Comprar nuevas versiones más sostenibles de lo que ya tienes
Seguramente, esa nevera que tienes desde hace diez años y funciona razonablemente consume más que esa otra que te acaban de enseñar en tu tienda de electrodomésticos de confianza pero ¿te has parado a pensar cuánto vas a contaminar si te deshaces de la tuya antes de tiempo? ¿has pensado cuántos recursos han hecho falta para fabricar la nueva?
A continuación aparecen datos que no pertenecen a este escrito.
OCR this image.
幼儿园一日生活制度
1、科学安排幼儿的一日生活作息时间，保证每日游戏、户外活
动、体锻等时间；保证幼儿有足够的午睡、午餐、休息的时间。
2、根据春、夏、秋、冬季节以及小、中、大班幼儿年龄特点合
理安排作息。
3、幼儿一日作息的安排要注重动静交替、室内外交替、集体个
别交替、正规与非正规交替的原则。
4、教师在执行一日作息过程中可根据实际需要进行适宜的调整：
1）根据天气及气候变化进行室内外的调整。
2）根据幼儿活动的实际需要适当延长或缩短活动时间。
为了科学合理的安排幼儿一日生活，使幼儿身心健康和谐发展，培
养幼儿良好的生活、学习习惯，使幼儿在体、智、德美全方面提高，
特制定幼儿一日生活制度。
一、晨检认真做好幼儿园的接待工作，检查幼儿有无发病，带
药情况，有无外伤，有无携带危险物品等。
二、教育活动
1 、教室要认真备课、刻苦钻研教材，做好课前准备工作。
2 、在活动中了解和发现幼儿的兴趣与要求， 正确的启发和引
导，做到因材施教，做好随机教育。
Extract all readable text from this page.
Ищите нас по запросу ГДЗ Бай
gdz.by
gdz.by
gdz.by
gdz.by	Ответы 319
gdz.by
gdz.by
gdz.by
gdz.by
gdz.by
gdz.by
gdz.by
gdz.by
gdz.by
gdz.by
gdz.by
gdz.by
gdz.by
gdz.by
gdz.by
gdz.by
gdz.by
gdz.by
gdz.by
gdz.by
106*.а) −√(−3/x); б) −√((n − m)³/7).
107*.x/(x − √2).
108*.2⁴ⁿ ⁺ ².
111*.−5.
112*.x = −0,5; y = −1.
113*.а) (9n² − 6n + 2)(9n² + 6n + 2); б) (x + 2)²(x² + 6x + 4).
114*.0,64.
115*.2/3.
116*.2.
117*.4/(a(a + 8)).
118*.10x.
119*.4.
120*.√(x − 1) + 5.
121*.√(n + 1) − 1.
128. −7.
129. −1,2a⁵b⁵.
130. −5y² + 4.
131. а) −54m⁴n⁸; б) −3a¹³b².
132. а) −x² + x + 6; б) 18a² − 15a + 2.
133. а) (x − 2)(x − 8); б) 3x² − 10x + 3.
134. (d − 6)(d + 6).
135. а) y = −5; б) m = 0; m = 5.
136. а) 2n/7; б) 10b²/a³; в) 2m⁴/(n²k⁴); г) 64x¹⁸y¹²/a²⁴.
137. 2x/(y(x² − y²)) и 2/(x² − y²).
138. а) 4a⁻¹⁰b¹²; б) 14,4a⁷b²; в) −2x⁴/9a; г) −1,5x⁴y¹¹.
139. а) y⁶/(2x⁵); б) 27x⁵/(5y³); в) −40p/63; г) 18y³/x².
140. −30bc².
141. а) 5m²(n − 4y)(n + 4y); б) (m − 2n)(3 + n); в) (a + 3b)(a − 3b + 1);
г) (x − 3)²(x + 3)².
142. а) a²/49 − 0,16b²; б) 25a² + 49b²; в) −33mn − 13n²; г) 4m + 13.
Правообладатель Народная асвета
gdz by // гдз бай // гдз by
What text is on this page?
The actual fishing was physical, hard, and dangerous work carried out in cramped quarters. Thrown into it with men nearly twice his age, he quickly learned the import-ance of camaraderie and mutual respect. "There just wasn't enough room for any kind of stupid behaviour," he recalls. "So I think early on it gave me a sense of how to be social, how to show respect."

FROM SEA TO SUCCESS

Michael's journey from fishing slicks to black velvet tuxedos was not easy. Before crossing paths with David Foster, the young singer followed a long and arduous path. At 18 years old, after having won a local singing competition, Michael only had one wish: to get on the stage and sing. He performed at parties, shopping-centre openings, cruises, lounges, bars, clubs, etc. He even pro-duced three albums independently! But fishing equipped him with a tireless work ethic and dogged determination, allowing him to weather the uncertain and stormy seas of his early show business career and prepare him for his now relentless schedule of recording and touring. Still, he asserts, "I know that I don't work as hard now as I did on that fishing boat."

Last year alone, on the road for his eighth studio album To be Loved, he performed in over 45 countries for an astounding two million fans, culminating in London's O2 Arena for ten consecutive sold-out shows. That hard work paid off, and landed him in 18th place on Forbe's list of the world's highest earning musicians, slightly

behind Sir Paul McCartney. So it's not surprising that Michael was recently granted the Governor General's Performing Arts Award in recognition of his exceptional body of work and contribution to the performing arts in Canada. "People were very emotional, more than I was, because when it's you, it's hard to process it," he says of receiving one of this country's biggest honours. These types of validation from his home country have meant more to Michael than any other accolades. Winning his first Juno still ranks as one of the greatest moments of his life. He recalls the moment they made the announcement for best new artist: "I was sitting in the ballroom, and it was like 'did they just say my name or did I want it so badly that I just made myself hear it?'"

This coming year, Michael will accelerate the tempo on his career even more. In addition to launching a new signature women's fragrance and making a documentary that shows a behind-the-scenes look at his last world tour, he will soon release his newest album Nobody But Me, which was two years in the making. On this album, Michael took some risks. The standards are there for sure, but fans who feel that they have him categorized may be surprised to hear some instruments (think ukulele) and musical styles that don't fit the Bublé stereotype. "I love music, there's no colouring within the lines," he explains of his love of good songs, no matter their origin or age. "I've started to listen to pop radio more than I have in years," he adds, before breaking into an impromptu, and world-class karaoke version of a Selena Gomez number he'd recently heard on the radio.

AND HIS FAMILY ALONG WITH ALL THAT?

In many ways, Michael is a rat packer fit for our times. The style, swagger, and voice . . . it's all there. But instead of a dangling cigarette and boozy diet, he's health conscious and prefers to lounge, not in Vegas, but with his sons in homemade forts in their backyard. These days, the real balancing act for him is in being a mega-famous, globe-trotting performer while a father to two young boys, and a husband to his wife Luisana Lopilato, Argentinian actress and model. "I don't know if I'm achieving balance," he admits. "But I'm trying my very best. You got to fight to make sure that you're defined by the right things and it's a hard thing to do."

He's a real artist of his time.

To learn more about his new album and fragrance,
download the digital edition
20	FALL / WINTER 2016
No seas otra víctima más del marketing y, si has de rendirte, que sea ante la obsolescencia programada: cambia cuando ya no haya remedio, no antes.
Usar Uber o Cabify
Lo nuevo, siempre, nos atrae, pero no tiene porque ser mejor que lo antiguo: un coche no deja de ser un coche y, si un servicio motorizado nuevo aparece para cubrir una necesidad que ya se cubría de otra manera sin que se elimine del mercado la opción anterior, lo que estamos haciendo es multiplicar el número de automóviles presentes en nuestras ciudades. No, no te autojustifiques: Uber y Cabify son más cómodos que un autobús, pero no son más sostenibles que el autobús, el taxi o tu propio coche. Si quieres contaminar menos, camina o monta en bici.
Consumir productos ecológicos sin saber de dónde vienen
¿Qué nos conviene más que compres? ¿Un vino ecológico de Nueva Zelanda o un vino que se elabora a 100 kilómetros de tu casa? Si escoges el vino neozelandés, que sea porque te gusta, pero no por la etiqueta que lleva. Aunque un producto sea ecológico, si para que podamos consumirlo hace falta que cubra miles de kilómetros no estaremos ayudando en nada.